I want concentrate the first part of the clause title, namely the abolition of local probation boards, subject to one or two remarks that may be more appropriate to schedule 2. The Government’s apparent policy is to reorganise the probation service  for the third time in a short period and to reorganise the structures that are provided to secure probation services in England and Wales for the public’s benefit. In 2001, the national probation service was set up and probation boards, broadly coterminous with the counties of England and Wales, were established to ensure local provision of probation services. Despite a number of criticisms at the time, that system has worked quite well. There have been difficulties with some aspects of provision in particular areas, but the system is barely five years old, for goodness’ sake, and the Government want to turn it upside down all over again. It is therefore unsurprising that the proposal is causing a great deal of controversy. It is the cause of concern about staff retention and attracting new people to probation work, and a matter of great political controversy, as I said on Second Reading and in earlier sittings of the Committee.

I take the example of my own county of Leicestershire, where the probation board, which operates for the city of Leicester and for Leicestershire and Rutland, is one of the best performing. It is well led and well staffed, and has hit more of the Government’s targets than many other local probation boards.
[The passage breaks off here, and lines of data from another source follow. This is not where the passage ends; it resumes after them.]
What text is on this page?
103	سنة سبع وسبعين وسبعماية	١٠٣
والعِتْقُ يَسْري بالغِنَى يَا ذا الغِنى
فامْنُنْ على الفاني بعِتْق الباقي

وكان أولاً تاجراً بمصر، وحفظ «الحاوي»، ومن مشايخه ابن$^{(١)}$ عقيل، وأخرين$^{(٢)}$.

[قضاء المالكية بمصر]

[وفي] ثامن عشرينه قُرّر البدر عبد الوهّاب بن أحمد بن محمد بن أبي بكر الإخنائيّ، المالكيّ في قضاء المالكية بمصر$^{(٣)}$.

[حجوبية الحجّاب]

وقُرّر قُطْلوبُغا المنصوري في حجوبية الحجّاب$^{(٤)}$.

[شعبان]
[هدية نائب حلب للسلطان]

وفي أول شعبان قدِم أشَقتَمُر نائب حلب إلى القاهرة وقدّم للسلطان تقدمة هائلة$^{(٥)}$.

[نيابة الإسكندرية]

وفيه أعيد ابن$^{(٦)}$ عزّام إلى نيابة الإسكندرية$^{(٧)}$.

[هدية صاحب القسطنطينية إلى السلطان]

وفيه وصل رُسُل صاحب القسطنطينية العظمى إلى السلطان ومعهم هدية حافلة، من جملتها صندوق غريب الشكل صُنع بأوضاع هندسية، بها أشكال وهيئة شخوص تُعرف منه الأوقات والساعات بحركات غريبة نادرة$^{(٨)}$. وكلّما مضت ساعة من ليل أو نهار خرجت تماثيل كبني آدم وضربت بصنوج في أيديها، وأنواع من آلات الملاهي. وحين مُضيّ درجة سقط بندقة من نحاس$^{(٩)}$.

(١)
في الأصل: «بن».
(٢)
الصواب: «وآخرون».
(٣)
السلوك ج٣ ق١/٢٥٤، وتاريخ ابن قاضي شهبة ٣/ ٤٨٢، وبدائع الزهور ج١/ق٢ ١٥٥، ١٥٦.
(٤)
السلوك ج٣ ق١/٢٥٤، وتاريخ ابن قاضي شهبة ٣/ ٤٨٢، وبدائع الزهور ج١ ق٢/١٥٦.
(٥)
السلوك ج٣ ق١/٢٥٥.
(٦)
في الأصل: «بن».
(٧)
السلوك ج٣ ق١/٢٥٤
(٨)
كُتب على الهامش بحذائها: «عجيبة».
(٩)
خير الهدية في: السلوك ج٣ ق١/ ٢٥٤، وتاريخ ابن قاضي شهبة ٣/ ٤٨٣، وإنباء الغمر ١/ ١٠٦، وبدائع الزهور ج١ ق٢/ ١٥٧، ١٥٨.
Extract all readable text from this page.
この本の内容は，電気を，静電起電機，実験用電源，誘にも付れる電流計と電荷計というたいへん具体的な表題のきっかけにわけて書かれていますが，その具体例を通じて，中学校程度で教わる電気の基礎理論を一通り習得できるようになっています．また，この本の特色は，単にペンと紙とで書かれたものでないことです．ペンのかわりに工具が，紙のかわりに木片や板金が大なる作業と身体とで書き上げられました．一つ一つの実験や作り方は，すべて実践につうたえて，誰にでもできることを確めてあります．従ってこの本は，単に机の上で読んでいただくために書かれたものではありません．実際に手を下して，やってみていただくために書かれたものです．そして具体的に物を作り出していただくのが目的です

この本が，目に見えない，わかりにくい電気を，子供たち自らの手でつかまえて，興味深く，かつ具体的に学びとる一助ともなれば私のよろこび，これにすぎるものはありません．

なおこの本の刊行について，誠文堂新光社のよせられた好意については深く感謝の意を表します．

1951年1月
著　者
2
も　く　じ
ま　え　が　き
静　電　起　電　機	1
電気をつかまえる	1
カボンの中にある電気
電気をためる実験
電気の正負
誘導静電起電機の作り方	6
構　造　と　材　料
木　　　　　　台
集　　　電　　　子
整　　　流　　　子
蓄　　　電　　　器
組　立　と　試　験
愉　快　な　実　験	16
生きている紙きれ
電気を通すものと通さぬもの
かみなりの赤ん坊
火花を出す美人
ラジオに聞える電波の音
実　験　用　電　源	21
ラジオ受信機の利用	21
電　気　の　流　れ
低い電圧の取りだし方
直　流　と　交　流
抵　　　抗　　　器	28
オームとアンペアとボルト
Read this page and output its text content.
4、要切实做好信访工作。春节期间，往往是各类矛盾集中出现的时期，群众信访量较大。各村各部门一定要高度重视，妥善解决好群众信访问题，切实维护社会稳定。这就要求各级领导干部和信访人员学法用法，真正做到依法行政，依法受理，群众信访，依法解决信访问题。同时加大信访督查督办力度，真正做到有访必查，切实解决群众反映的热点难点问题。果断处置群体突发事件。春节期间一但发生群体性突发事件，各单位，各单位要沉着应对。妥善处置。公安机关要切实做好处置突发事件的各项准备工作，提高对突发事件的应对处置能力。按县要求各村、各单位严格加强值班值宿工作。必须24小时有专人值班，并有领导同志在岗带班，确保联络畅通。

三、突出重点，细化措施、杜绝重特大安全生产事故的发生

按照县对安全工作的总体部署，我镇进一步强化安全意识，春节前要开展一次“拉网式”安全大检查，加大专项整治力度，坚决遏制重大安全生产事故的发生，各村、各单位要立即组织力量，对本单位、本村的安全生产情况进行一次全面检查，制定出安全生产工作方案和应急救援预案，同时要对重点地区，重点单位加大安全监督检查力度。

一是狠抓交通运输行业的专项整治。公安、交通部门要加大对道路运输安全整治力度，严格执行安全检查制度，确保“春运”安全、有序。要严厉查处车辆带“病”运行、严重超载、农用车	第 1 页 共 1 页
If Leicester and Rutland probation board is doing so well, why will it have to be reorganised? Why will the people who work within it have to devote as much time to dealing with the reorganisation as they do to the service itself? Why will the probation board’s limited resources from the Home Office—there is a 0 per cent. budget increase over the next three years—have to divert money and management time to reorganisation instead of getting on with the job?

I do not accept that the establishment of NOMS, with a chief executive, regional offender managers, and the bureaucracy, additional staff and expenditure that are involved, is a good thing, but even if I did accept it, I would still ask why those officers and that bureaucracy cannot continue to deal with local probation boards rather than the new probation trusts. Ministers have not thought adequately about the effective delivery of a vital public service.

It is very easy to sit in Whitehall drawing graphs, maps and plans and having the joy of being powerful and reorganising things without understanding the effect of that paper exercise on real people doing real jobs on behalf of real members of the public. For the life of me, I simply do not understand the point of replacing local probation boards, which have only recently been set up, with probation trusts, which are the equivalent of primary care trusts, and I look forward to hearing the Minister’s understanding of the proposal.

We all know the financial problems that primary care trusts have had, and I do not need to be too much of a Cassandra to anticipate that under this Government’s management probation trusts may soon end up in the same parlous state.